I would consider that a different type of game again.

There are workarounds for that approach, although I’m struggling to think of examples that use them effectively. One possibility would be to have a limited number of choices visible (plus an algorithm to decide which ones are seen) plus a parser for typing other commands (which, if matching a hidden option, would do something that simply selecting a visible choice would not).

This got me thinking, how would the opposite work, presenting a huge load of “choices”?

In the description text every noun is clickable, and reveals additional descriptions, in which nouns would also be clickable to reveal more, detailed descriptions.

The actual choices are below the description text.
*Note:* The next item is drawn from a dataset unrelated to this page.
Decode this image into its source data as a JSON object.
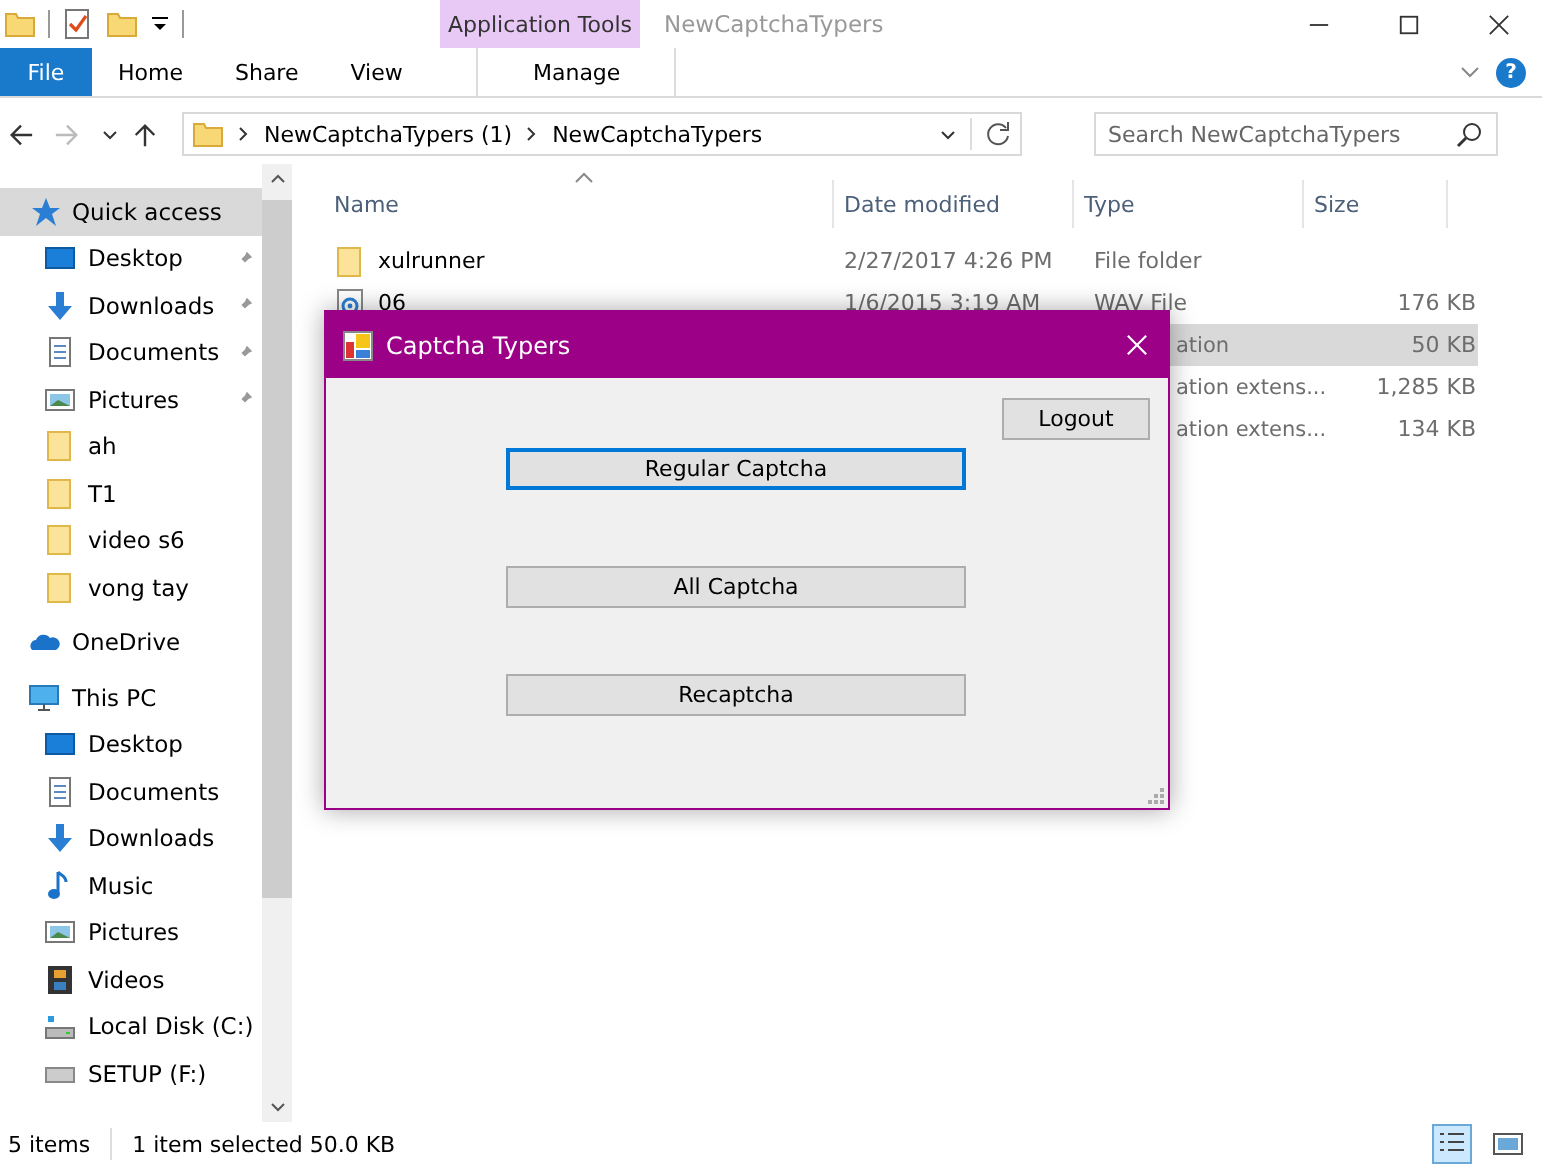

Now, when you digged deep enough a certain “description tree” (means that either a) the player has an idea here and investigates, or b) is lost and clicks everything) a new choice gets activated and appears.

How to present that, I’m not sure – to prevent a huge wall of not really connected text, maybe the detail descriptions should go in another area of the screen.

That’s what I’m doing. I call it “focus and flow”.

Objects that are “activated” become part of the focus whence their choices appear. These choices are not necessarily all you can do with the object, depending on how authored.

The engine “knows” what parser commands are available (and do something) at any point in the game (like a chess game knows possible moves). This is an internal “virtual choice list”. Some of these can be elevated to a choice prompt on the UI (subject to focus).

So selecting a choice and typing a command wind up the same for the story logic. Indeed most of the time, the choice prompted is an actual command that may be typed.